Le cas eBay, modèle de tous les tests géographiques
Il vaut la peine de revenir sur l’expérience qui a fondé la discipline. Avec les chercheurs Blake, Nosko et Tadelis, eBay a coupé ses annonces de recherche payantes dans soixante-huit zones des États-Unis, en les laissant actives ailleurs, puis a comparé. Sur les mots-clés de marque, le trafic n’a pas bougé quand la publicité s’est arrêtée : les visiteurs passaient simplement par le lien naturel. Publiée dans Econometrica, l’étude a montré que des dépenses jugées rentables par les tableaux de bord ne créaient, en réalité, presque aucune valeur. C’est le modèle même du test géographique : on n’éteint pas pour économiser, on éteint pour savoir. Et tant qu’on n’a pas éteint, on ne sait pas.
Quand et comment tester
Inutile de tester en permanence.

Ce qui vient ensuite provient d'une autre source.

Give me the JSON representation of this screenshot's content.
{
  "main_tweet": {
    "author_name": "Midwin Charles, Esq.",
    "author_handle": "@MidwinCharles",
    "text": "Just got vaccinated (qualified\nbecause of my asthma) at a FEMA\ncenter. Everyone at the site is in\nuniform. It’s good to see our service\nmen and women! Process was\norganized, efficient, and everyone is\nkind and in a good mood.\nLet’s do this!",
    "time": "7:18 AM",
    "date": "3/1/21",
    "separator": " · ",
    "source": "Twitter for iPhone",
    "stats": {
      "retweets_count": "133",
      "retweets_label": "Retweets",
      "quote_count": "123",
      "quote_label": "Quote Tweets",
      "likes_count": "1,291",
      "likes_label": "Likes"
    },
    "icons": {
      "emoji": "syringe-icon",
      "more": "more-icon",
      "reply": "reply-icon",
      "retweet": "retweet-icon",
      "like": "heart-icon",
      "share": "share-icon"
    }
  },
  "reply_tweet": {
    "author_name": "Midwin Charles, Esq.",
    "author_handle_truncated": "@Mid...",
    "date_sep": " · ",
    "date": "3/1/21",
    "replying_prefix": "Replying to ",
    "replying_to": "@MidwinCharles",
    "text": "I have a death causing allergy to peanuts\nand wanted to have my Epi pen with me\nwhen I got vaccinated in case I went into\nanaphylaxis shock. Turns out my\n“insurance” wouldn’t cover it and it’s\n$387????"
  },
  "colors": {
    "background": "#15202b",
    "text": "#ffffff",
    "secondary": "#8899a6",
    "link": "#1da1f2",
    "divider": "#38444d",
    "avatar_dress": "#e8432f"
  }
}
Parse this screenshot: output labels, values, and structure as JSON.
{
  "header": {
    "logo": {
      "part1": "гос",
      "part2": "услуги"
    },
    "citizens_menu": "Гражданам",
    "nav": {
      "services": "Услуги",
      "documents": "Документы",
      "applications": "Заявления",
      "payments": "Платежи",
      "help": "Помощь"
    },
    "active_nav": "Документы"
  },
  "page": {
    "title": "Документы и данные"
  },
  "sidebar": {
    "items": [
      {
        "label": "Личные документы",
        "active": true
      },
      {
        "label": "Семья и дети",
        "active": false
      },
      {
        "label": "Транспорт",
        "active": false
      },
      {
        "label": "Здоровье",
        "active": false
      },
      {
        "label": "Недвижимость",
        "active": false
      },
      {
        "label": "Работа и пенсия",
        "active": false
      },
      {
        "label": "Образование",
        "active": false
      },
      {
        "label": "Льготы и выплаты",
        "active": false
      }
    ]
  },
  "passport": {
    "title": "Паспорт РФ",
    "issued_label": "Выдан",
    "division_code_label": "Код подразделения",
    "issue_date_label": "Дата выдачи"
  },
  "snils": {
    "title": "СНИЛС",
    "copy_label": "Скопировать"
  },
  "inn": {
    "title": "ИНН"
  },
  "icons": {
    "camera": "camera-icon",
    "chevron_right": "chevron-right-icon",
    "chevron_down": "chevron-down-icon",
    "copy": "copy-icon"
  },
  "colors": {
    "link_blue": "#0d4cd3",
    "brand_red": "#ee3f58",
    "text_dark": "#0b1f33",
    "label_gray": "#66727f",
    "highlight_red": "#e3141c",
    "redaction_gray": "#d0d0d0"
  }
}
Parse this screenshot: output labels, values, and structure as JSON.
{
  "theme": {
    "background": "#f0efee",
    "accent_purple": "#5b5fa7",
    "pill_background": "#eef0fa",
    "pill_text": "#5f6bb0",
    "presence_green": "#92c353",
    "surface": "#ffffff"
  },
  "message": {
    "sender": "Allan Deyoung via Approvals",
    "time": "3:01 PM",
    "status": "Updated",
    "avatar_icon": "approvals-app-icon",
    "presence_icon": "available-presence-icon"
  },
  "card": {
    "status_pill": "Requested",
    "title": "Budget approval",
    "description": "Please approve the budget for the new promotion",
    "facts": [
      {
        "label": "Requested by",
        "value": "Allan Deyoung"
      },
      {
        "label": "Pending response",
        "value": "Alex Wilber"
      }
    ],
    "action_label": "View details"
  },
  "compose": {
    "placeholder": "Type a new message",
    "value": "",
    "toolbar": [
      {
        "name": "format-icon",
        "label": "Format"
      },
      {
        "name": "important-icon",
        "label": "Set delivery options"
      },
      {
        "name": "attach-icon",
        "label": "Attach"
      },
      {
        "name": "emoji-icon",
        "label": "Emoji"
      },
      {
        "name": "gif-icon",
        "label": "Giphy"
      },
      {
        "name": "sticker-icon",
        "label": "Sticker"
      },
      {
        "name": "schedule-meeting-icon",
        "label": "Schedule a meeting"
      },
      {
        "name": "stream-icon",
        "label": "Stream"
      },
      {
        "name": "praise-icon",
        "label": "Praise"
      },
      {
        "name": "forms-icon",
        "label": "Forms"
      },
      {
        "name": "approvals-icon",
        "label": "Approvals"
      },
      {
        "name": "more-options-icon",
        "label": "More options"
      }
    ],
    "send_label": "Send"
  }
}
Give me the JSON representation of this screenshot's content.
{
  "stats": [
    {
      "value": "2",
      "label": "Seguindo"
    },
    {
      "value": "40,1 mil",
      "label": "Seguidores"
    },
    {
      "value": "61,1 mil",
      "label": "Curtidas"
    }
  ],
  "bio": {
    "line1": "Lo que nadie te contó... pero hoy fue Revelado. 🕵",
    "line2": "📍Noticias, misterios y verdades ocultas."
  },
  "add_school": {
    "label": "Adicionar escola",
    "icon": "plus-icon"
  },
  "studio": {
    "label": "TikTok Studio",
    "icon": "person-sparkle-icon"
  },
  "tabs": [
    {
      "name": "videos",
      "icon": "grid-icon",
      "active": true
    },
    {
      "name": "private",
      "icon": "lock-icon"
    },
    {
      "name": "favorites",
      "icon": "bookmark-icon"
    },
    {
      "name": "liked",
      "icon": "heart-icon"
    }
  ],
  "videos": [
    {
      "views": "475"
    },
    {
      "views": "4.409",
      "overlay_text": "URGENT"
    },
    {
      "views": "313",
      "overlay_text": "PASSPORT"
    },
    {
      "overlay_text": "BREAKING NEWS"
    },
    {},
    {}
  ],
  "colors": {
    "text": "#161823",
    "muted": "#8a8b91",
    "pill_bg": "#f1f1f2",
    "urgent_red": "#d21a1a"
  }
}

Réservez l’incrémentalité aux décisions qui comptent : un poste de dépense important dont vous doutez, un reciblage au ROAS suspect, un nouveau canal à valider. Choisissez une seule question claire, donnez au test une durée suffisante, en général plusieurs semaines, et résistez à la tentation de l’interrompre dès que les chiffres frémissent. Acceptez aussi que la réponse puisse déranger : découvrir qu’une campagne adorée n’apporte rien fait mal, mais c’est exactement ce qui vous fait gagner de l’argent. Un test bien mené remplace dix débats d’opinion.
Par où commencer
Repérez la campagne dont vous doutez le plus, souvent un reciblage au ROAS flatteur. Lancez dessus un test de lift sur la conversion si votre volume le permet, ou un test géographique léger avec GeoLift si ce n’est pas le cas. Laissez le test aller à son terme, puis comparez l’incrémentalité mesurée au ROAS affiché. L’écart vous dira ce que vous payiez pour rien. Vous ne ferez pas une vente de plus ce jour-là, mais vous saurez enfin où va vraiment votre argent, et c’est le point de départ de toute optimisation honnête.
Récapitulatif
| Notion | L’essentiel |
|---|---|
| Vente incrémentale | celle qui n’aurait pas eu lieu sans la pub ; la seule qui compte |
| Test de lift conversion | groupe témoin vs groupe exposé, outil natif Meta |
| Test géographique | activer ici, couper là, comparer ; insensible aux cookies |
| GeoLift | outil gratuit et libre de Meta pour dimensionner et mesurer un test géo |
| Quand tester | les gros postes douteux et les reciblages au ROAS suspect, pas en continu |
Sources
Références vérifiées en ligne : eBay, l’étude de Blake, Nosko et Tadelis (NBER) ; GeoLift, l’outil libre de Meta (GitHub) ; Centre d’aide Meta Business ; Meta for Business, études de cas.